The country’s vaccination coverage has exceeded 73% of the population.
Industrial production continued to register strong growth, albeit at a slower pace and with mixed performance in various sub-sectors, while retail sales recorded the first positive annual growth rate since the Covid-19 outbreak hit the country at the end of April last year.
Vietnam’s merchandise trade balance is in surplus despite a slowdown in exports, while foreign direct investment (FDI) commitments and disbursements have gotten off to a strong start this year, according to the monthly “Vietnam Macro Monitoring” report released by the World Bank.
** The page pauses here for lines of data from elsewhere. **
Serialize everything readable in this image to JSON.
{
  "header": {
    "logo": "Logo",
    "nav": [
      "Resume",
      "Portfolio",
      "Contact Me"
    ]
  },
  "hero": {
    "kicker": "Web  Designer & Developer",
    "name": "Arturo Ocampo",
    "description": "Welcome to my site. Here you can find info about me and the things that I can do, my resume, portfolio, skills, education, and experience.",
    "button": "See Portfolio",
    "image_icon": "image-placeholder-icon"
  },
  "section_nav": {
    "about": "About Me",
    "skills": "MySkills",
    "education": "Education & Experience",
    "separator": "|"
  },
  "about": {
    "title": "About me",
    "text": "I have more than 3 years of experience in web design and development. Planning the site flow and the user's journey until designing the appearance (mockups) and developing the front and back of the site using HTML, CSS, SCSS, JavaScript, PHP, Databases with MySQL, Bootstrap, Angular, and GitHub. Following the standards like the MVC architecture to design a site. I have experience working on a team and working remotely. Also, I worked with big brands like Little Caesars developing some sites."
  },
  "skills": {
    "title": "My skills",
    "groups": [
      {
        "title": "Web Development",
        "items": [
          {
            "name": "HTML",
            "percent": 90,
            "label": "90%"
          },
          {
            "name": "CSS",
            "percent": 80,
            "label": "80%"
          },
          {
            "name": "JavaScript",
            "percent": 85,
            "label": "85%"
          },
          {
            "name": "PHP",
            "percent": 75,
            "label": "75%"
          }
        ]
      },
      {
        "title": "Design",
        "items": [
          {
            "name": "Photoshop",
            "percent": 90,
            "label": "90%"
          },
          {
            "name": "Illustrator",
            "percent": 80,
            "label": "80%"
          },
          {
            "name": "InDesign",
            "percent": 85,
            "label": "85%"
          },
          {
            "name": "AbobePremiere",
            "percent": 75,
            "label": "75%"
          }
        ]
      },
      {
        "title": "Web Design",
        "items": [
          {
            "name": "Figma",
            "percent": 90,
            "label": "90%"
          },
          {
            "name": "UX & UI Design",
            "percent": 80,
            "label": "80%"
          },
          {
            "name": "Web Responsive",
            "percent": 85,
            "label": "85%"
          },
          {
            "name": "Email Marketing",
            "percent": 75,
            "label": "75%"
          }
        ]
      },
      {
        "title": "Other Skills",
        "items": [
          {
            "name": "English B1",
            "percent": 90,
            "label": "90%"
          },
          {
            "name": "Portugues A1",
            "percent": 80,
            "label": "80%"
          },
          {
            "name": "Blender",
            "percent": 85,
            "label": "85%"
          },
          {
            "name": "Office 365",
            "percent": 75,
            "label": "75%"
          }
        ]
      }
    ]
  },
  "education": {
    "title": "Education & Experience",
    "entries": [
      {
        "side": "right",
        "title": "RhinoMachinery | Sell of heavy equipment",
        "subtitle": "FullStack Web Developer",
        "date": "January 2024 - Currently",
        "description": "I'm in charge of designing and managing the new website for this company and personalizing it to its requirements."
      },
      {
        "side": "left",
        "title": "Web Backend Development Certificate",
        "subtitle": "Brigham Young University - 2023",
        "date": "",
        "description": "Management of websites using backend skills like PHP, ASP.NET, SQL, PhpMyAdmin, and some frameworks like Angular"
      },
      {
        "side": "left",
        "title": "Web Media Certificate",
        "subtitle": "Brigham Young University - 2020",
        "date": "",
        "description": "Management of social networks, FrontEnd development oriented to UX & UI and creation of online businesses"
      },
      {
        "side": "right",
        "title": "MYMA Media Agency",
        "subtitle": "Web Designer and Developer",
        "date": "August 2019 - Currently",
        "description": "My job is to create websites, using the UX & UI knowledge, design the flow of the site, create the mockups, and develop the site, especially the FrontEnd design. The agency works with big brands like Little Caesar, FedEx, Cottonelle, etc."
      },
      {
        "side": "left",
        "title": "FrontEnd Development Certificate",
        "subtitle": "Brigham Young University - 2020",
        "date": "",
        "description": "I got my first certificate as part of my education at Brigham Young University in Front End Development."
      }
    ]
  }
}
All major mobility indicators rose sharply ahead of the Lunar New Year on February 1.
The country attracted $2.1 billion in FDI commitments in January, a year-on-year increase of 4.2%. Growth was driven by significant investment in the expansion of existing businesses, particularly in electronics, and by active merger and acquisition activity.
The latter doubled in value in January compared to a year ago, reaching more than 400 million dollars, equivalent to one-fifth of total FDI commitments, according to the World Bank report.
Manufacturing continued to account for about three-fifths of total commitments, followed by real estate at 22.5%. Additionally, disbursements from approved FDI projects continued to recover from their slump in the third quarter of 2021, increasing by 6.8% year-on-year in January.
Rising energy prices continued to be the main contributor to consumer price index inflation, while food prices held steady, keeping inflation in check.